Be on the lookout for Regulation Hottie Retard Smackdown, the board to which posts made to an article stupidly linked to the "front page" of msn.com are redirected, posts which are summarily heckled to within inches of their lives by the likes of fraybabes rundeep, bright_virago, et al. Don't get it? Okay. Say poor Troy Patterson, Slate's go-to TV guy (and a great writer to boot) has the unfortunate assignment of writing about the upcoming Beverly Hills 90210 Reunion Show. Some nimrod editor links it on the msm.com front page, and faster than you can say, "Try thinking with your mouth closed," every idiotic retard with a modem is posting anything and everything that crosses his or her walnut sized brain. E.g. "I better Melrose like than Code now even more with Jason Prester have logs on yummy hair"; "BRING IT BACK FOR GOOD!!! BEST SHOW EVER YES!!!"; "blothle snork taff mulket lurbie…" &c., and on. You just want to shake these people. And that's the beauty of it. You don't have to. What you can do is sit back enjoy the show when deep and bright do the smacking for us. Thanks, lovely ladies!
Meat Locker. This one's a standalone. We're just gonna see where it goes with a name like that. We're hoping it creates the same sort of confusion Heavy Petting did when we launched that board. Hot stuff!
Then there's Yahtzee, about board games. In every sense you want to interpret that.
And, of course, swittersville, Population: Funny! (note that I'm the only one who gets italics in his/her title), a new board linked to my flagship column about all things southern – with lots of racism, bigotry and profanity.
But we don't want to give away too many secrets!
Yes, we here at Enterfraynment Tonight© are pretty dagnabbed excited about Slate's, and The Fray's, new look. You should be, too. Because when things get "a new look", it usually means that they're "taking something off the menu" that you really liked.
Wednesday, June 21, 2006
This, despite the fact that the distinction between Macs and PCs has diminished somewhat with the former's adoption of the Intel processor, as carmen2u points out. Au contraire, saysmelvil: "new Windows that may be available by this time next year (after they beta test it on a million suckers) will be a slavish imitation of OSX."

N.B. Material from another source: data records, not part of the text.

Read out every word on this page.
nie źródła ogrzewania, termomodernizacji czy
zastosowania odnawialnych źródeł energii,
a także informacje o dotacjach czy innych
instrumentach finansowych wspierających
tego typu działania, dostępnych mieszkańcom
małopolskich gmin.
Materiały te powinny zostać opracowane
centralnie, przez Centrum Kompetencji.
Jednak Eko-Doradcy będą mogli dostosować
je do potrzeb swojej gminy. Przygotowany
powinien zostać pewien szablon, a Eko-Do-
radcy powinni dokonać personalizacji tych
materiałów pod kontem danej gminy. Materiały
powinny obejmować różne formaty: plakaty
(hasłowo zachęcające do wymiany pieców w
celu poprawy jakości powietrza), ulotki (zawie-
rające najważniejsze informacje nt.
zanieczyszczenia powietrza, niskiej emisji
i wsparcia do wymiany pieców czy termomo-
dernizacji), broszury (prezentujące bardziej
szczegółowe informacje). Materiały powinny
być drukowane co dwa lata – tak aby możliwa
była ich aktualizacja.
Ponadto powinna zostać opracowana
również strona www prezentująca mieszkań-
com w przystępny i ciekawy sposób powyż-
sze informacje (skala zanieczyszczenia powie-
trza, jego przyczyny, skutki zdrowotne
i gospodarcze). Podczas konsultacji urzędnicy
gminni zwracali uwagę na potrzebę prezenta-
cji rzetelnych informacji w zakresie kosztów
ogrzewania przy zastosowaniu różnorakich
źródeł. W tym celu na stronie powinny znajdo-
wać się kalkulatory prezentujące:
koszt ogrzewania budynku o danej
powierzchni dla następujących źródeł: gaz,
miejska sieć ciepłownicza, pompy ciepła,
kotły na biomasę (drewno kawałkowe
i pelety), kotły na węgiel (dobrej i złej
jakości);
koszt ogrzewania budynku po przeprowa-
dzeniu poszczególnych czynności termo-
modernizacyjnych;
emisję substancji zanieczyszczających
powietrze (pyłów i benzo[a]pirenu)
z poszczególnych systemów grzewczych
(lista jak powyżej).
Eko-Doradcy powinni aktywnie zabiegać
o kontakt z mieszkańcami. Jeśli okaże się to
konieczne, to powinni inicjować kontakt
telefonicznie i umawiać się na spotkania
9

PasadenaJake summarizes the shortcomings of Apple's ad in this way:
Apple plays to their stereotype while turning off the corporate buyer, me. This campaign gives me no reason why I should have the technical department switch wholesale to Macs. Sure, Windows can be installed on Macs, but I've got a guy who installed OS X on a PC and without having to turn it off and on to run the other OS. Show me a Mac that can do that. Show me a Mac that can run cost-efficiently in the corporate world. Show me a Mac used by somebody you would want to hire. IOW, do not show me the smug, unshaved, yesterday's clothes wearing Justin Long telling me about the PCs of eight years ago.
Self-appointed MacAdvisor rises to PJ's challenge and makes a plug for Parallels Desktop, which "can have both Mac OS X 10.4 and Windows running at the same time, switchable between both, with copy and paste functioning. It is far superior to Bootcamp from Apple." To show how serious he is, MacAdvisor is willing to quit his current job "with two-weeks notice" and offer tech support services exclusively. Interested parties can respond here.
Adam Christian is co-editor of the Fray.